The Entombment of Christ is an 1820 painting by the French artist Eugène Delacroix, constituting a minor reworking of The Entombment of Christ, a c.1520 work by Titian. He left it to his pupil Paul Chenavard, who in 1881 left it to the musée des Beaux-Arts de Lyon, where it still hangs.

==History of the work==
This painting is a copy of Titian's painting, named The Transport of Christ to the Tomb, kept at the Louvre. It is part of a long list of copies of Titian's painting. The Transport of Christ to the Tomb was painted for the Gonzaga Duke of Mantua. It is a canvas inspired by Raphael, a contemporary of Titian, but the latter breathed into the work a dramatic, clean scope, in the sense that it is contained: twilight sky, particular use of the play between shadow and light. light, the Virgin Mary, broken with pain before the body of Jesus Christ, is painted with great compassion. Delacroix tackled this painting because he was struck by a kind of coldness, of dryness in the work of Titian.
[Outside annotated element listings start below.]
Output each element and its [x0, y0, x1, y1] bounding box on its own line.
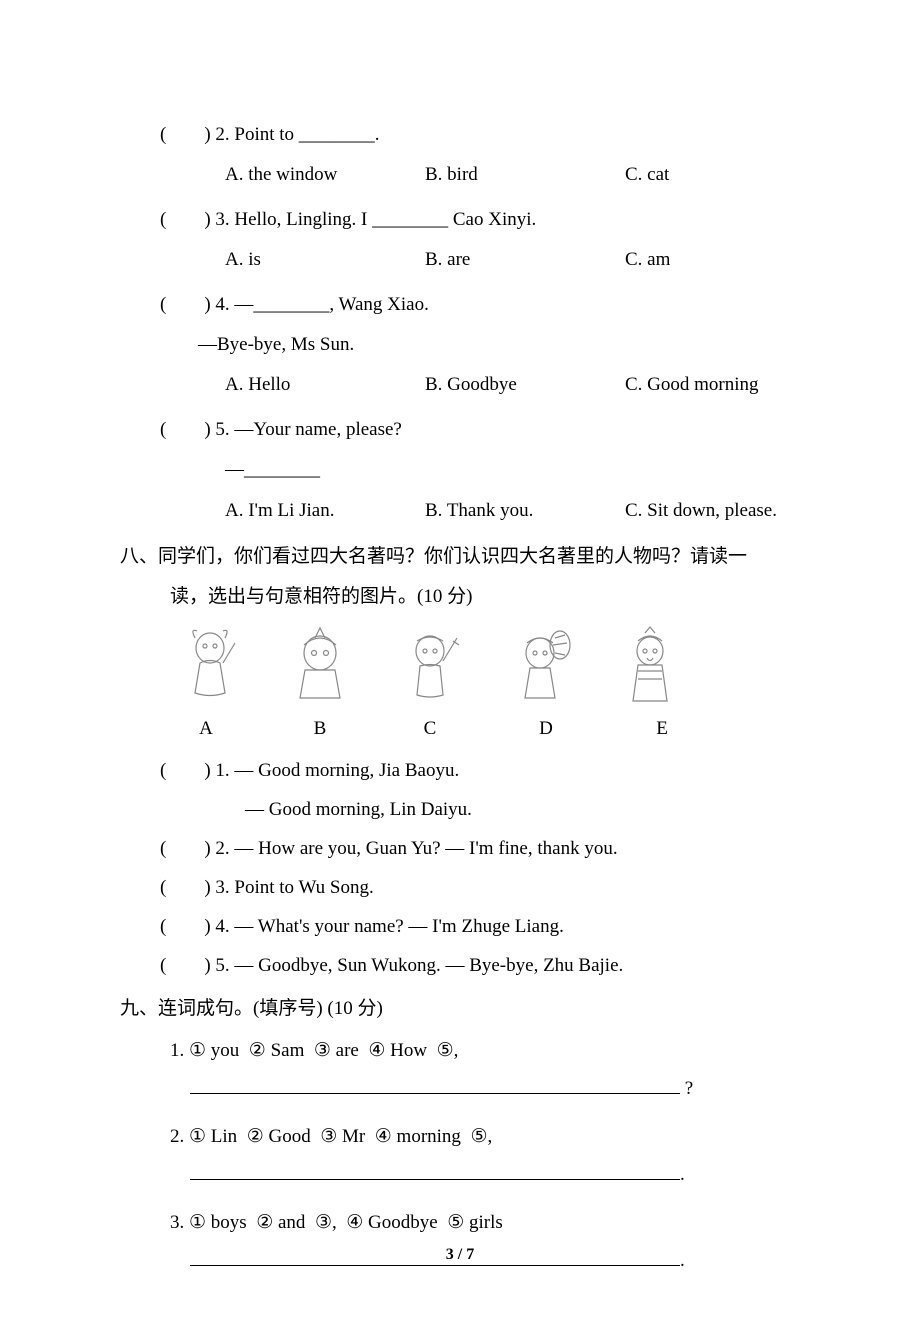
circled-2c: ② — [256, 1212, 273, 1233]
s2-w1: Lin — [211, 1126, 237, 1147]
section-8-title-1: 八、同学们，你们看过四大名著吗？你们认识四大名著里的人物吗？请读一 — [120, 540, 820, 574]
question-4-sub: —Bye-bye, Ms Sun. — [140, 330, 820, 360]
circled-3c: ③ — [315, 1212, 332, 1233]
s2-w2: Good — [268, 1126, 310, 1147]
q5-choice-c: C. Sit down, please. — [625, 496, 820, 526]
page-number: 3 / 7 — [0, 1246, 920, 1264]
question-2-choices: A. the window B. bird C. cat — [140, 160, 820, 190]
circled-4: ④ — [368, 1040, 385, 1061]
q2-choice-c: C. cat — [625, 160, 820, 190]
period-2: . — [680, 1164, 685, 1185]
question-5-choices: A. I'm Li Jian. B. Thank you. C. Sit dow… — [140, 496, 820, 526]
character-image-a — [170, 620, 250, 710]
q5-choice-a: A. I'm Li Jian. — [225, 496, 425, 526]
question-3-prompt: ( ) 3. Hello, Lingling. I ________ Cao X… — [140, 205, 820, 235]
sentence-3: 3. ① boys ② and ③, ④ Goodbye ⑤ girls — [140, 1204, 820, 1242]
match-1b: — Good morning, Lin Daiyu. — [140, 791, 820, 830]
section-9-title: 九、连词成句。(填序号) (10 分) — [120, 992, 820, 1026]
match-5: ( ) 5. — Goodbye, Sun Wukong. — Bye-bye,… — [140, 947, 820, 986]
s3-w4: Goodbye — [368, 1212, 438, 1233]
s1-w3: are — [336, 1040, 359, 1061]
qmark-1: ? — [680, 1078, 693, 1099]
q4-choice-a: A. Hello — [225, 370, 425, 400]
match-1a: ( ) 1. — Good morning, Jia Baoyu. — [140, 752, 820, 791]
circled-5: ⑤ — [437, 1040, 454, 1061]
character-image-c — [390, 620, 470, 710]
s1-w5: , — [454, 1040, 459, 1061]
s1-w1: you — [211, 1040, 240, 1061]
sentence-1: 1. ① you ② Sam ③ are ④ How ⑤, — [140, 1032, 820, 1070]
s3-num: 3. — [170, 1212, 189, 1233]
label-e: E — [628, 718, 696, 740]
label-d: D — [512, 718, 580, 740]
match-4: ( ) 4. — What's your name? — I'm Zhuge L… — [140, 908, 820, 947]
circled-1: ① — [189, 1040, 206, 1061]
question-2-prompt: ( ) 2. Point to ________. — [140, 120, 820, 150]
circled-5b: ⑤ — [470, 1126, 487, 1147]
circled-3: ③ — [314, 1040, 331, 1061]
question-5-sub: —________ — [140, 455, 820, 485]
question-4-prompt: ( ) 4. —________, Wang Xiao. — [140, 290, 820, 320]
circled-1b: ① — [189, 1126, 206, 1147]
circled-4b: ④ — [375, 1126, 392, 1147]
q2-choice-b: B. bird — [425, 160, 625, 190]
q4-choice-c: C. Good morning — [625, 370, 820, 400]
s2-w3: Mr — [342, 1126, 365, 1147]
s1-num: 1. — [170, 1040, 189, 1061]
circled-1c: ① — [189, 1212, 206, 1233]
s3-w3: , — [332, 1212, 337, 1233]
q3-choice-b: B. are — [425, 245, 625, 275]
character-image-b — [280, 620, 360, 710]
image-labels-row: A B C D E — [140, 718, 820, 740]
character-image-e — [610, 620, 690, 710]
s1-w4: How — [390, 1040, 427, 1061]
s3-w5: girls — [469, 1212, 503, 1233]
q4-choice-b: B. Goodbye — [425, 370, 625, 400]
label-a: A — [174, 718, 238, 740]
section-8-title-2: 读，选出与句意相符的图片。(10 分) — [170, 580, 820, 614]
answer-line-2: . — [140, 1162, 820, 1186]
label-b: B — [286, 718, 354, 740]
q5-choice-b: B. Thank you. — [425, 496, 625, 526]
q3-choice-c: C. am — [625, 245, 820, 275]
question-4-choices: A. Hello B. Goodbye C. Good morning — [140, 370, 820, 400]
circled-3b: ③ — [320, 1126, 337, 1147]
s3-w2: and — [278, 1212, 305, 1233]
circled-5c: ⑤ — [447, 1212, 464, 1233]
question-5-prompt: ( ) 5. —Your name, please? — [140, 415, 820, 445]
circled-2: ② — [249, 1040, 266, 1061]
circled-4c: ④ — [346, 1212, 363, 1233]
s3-w1: boys — [211, 1212, 247, 1233]
match-3: ( ) 3. Point to Wu Song. — [140, 869, 820, 908]
s2-num: 2. — [170, 1126, 189, 1147]
question-3-choices: A. is B. are C. am — [140, 245, 820, 275]
sentence-2: 2. ① Lin ② Good ③ Mr ④ morning ⑤, — [140, 1118, 820, 1156]
q3-choice-a: A. is — [225, 245, 425, 275]
character-images-row — [140, 620, 820, 710]
q2-choice-a: A. the window — [225, 160, 425, 190]
character-image-d — [500, 620, 580, 710]
match-2: ( ) 2. — How are you, Guan Yu? — I'm fin… — [140, 830, 820, 869]
circled-2b: ② — [247, 1126, 264, 1147]
s2-w4: morning — [397, 1126, 461, 1147]
s2-w5: , — [487, 1126, 492, 1147]
answer-line-1: ? — [140, 1076, 820, 1100]
s1-w2: Sam — [271, 1040, 305, 1061]
label-c: C — [396, 718, 464, 740]
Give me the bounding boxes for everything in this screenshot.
He says he is struck by “the insignificance and flatness of the painting”. The Entombment of Christ was bequeathed by Eugène Delacroix to Paul Chenavard, one of his students. Chenavard himself donated it to the Museum of Fine Arts in Lyon in 1881. This painting was restored in 1979 by Alain G. Boissonnas, being the subject of an aqueous relining respecting the original format.

==Bibliography==
- Delacroix copiste, copier créer de Turner à Picasso. 300 œuvres inspirées par les maîtres du Louvres, Paris, 26 avril-26 juillet 1993. Réunion des musées nationaux.